I bought the spiciest bowl of instant ramen I could find and added some extra heat with a lot of red pepper flakes. I had five different drinks to try. I took one bite of spicy ramen, waited 10 seconds, took a sip of the drink, and waited 10 minutes before taking another bite and trying another drink. Is this the most foolproof way to test these? Probably not. But my digestive tract will thank me later for only putting it through this for one afternoon and not everyday for a week.
Before I even got into that, I wanted to know what happens to the body when we eat spicy foods. I chatted with Dr. Christopher T. Simons, a professor of sensory science at Ohio State University, to help me better understand
“The oral cavity doesn’t have the epidermal layer so we feel the spicy compounds in our mouth immediately,” he said: “Those compounds are activating a variety of pain receptors, temporary receptors, that are typically responsive to temperatures.” He said the pain receptors that are activated are similar to what we feel when we get a sunburn—it’s long-lasting, and cool temperatures help, but not in the long term.
“It’s actually kind of bizarre that humans have developed a liking for these types of compounds,” he continued. Meaning our body says “ow, this hurts,” but we kinda like it. 😉
When I told him of my experiment, he offered a few suggestions, but warned that I probably wouldn’t find the “magic bullet.” But I forged on.
Milk: First up was whole milk. My tongue was on fire, but the thickness of the milk seemed to coat it. It definitely had a dulling effect that lasted a minute or so, but the pain returned. If I held the milk in my mouth, it kept the pain away until I swallowed. “The spicy compounds are soluble in fat, so they don’t really like water,” Simons advised. The fat in the whole milk helped to provide temporary relief.

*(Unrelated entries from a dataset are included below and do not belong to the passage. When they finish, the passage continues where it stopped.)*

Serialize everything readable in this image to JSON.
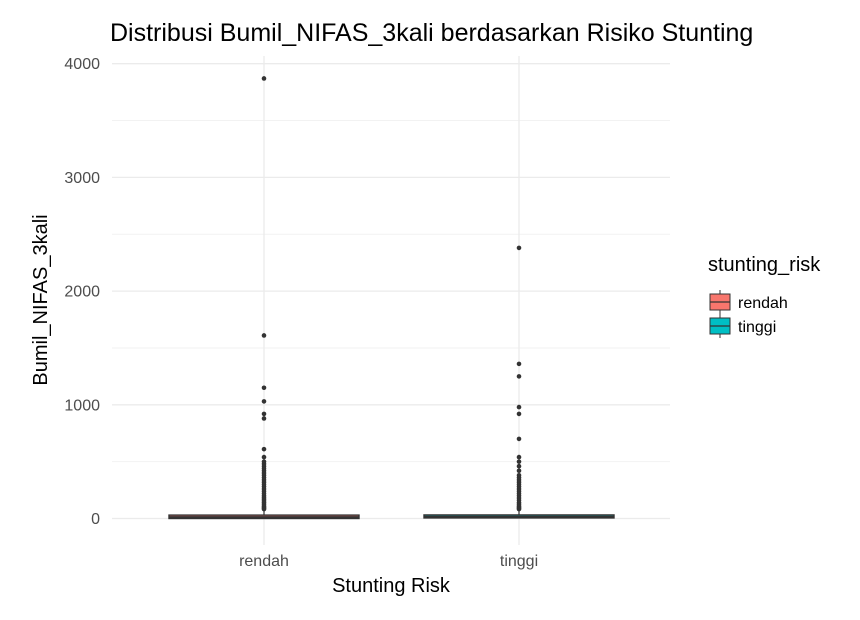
{
  "chart_data": {
    "type": "boxplot",
    "title": "Distribusi Bumil_NIFAS_3kali berdasarkan Risiko Stunting",
    "xlabel": "Stunting Risk",
    "ylabel": "Bumil_NIFAS_3kali",
    "categories": [
      "rendah",
      "tinggi"
    ],
    "ylim": [
      -350,
      4050
    ],
    "yticks": [
      0,
      1000,
      2000,
      3000,
      4000
    ],
    "grid": true,
    "legend": {
      "title": "stunting_risk",
      "position": "right",
      "entries": [
        {
          "label": "rendah",
          "color": "#F8766D"
        },
        {
          "label": "tinggi",
          "color": "#00BFC4"
        }
      ]
    },
    "series": [
      {
        "category": "rendah",
        "color": "#F8766D",
        "stats": {
          "min": 0,
          "q1": 0,
          "median": 12,
          "q3": 30,
          "max": 75
        },
        "outliers": [
          3870,
          1610,
          1150,
          1030,
          920,
          880,
          610,
          540,
          500,
          480,
          460,
          440,
          420,
          400,
          380,
          360,
          340,
          320,
          300,
          280,
          260,
          240,
          220,
          200,
          185,
          170,
          155,
          140,
          125,
          110,
          100,
          90,
          82
        ]
      },
      {
        "category": "tinggi",
        "color": "#00BFC4",
        "stats": {
          "min": 0,
          "q1": 5,
          "median": 15,
          "q3": 30,
          "max": 75
        },
        "outliers": [
          2380,
          1360,
          1250,
          980,
          920,
          700,
          540,
          500,
          460,
          420,
          380,
          360,
          340,
          320,
          300,
          280,
          260,
          240,
          220,
          200,
          180,
          160,
          140,
          125,
          110,
          100,
          90,
          82
        ]
      }
    ]
  }
}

Ice water: This was the most instantaneously relieving, because it brought a cold temperature to the pain immediately. But once I swallowed, the pain came right back at the same level.
Pepsi: I thought the carbonation in the soda plus the sweet flavor might help to do something…and it did. I would call it a short-lived and happy distraction. Buuuut, once those bubbles are gone, you’re left with nothing but a hurting tongue. Simons says those bursts I’m feeling aren’t actually bubbles but the “carbon dioxide converted into an acid carbonic acid, and we actually feel these little bursts of acid pain.” Fun! Also, do not—I repeat—do not get this on your burning lips. It does not do good things.
Beer: This suggestion came from Simons himself. “Cold beer [is] a favorite of mine,” he said. “There’s ethanol in there. The capsaicin [spicy compounds] is more soluble in ethanol than it is in water,” so it’s similar to the fat in milk. At first, it does nothing, but then it dulls. Then, of course, the pain comes back. The alcohol and bubbles seem to make it worse in the long term, at least in my opinion.
Mountain Dew: Ew. Just don’t. It makes it worse.
In conclusion? Milk is the best option for something a little more long term, and ice water(or even just ice) is the best for immediate relief that will return when the ice melts. But Simons doubled down on the the harsh truth: “Oftentimes, it’s just a waiting game.” So, spice up your food and be prepared to wait out the pain…because maybe that’s just what you’re into after all.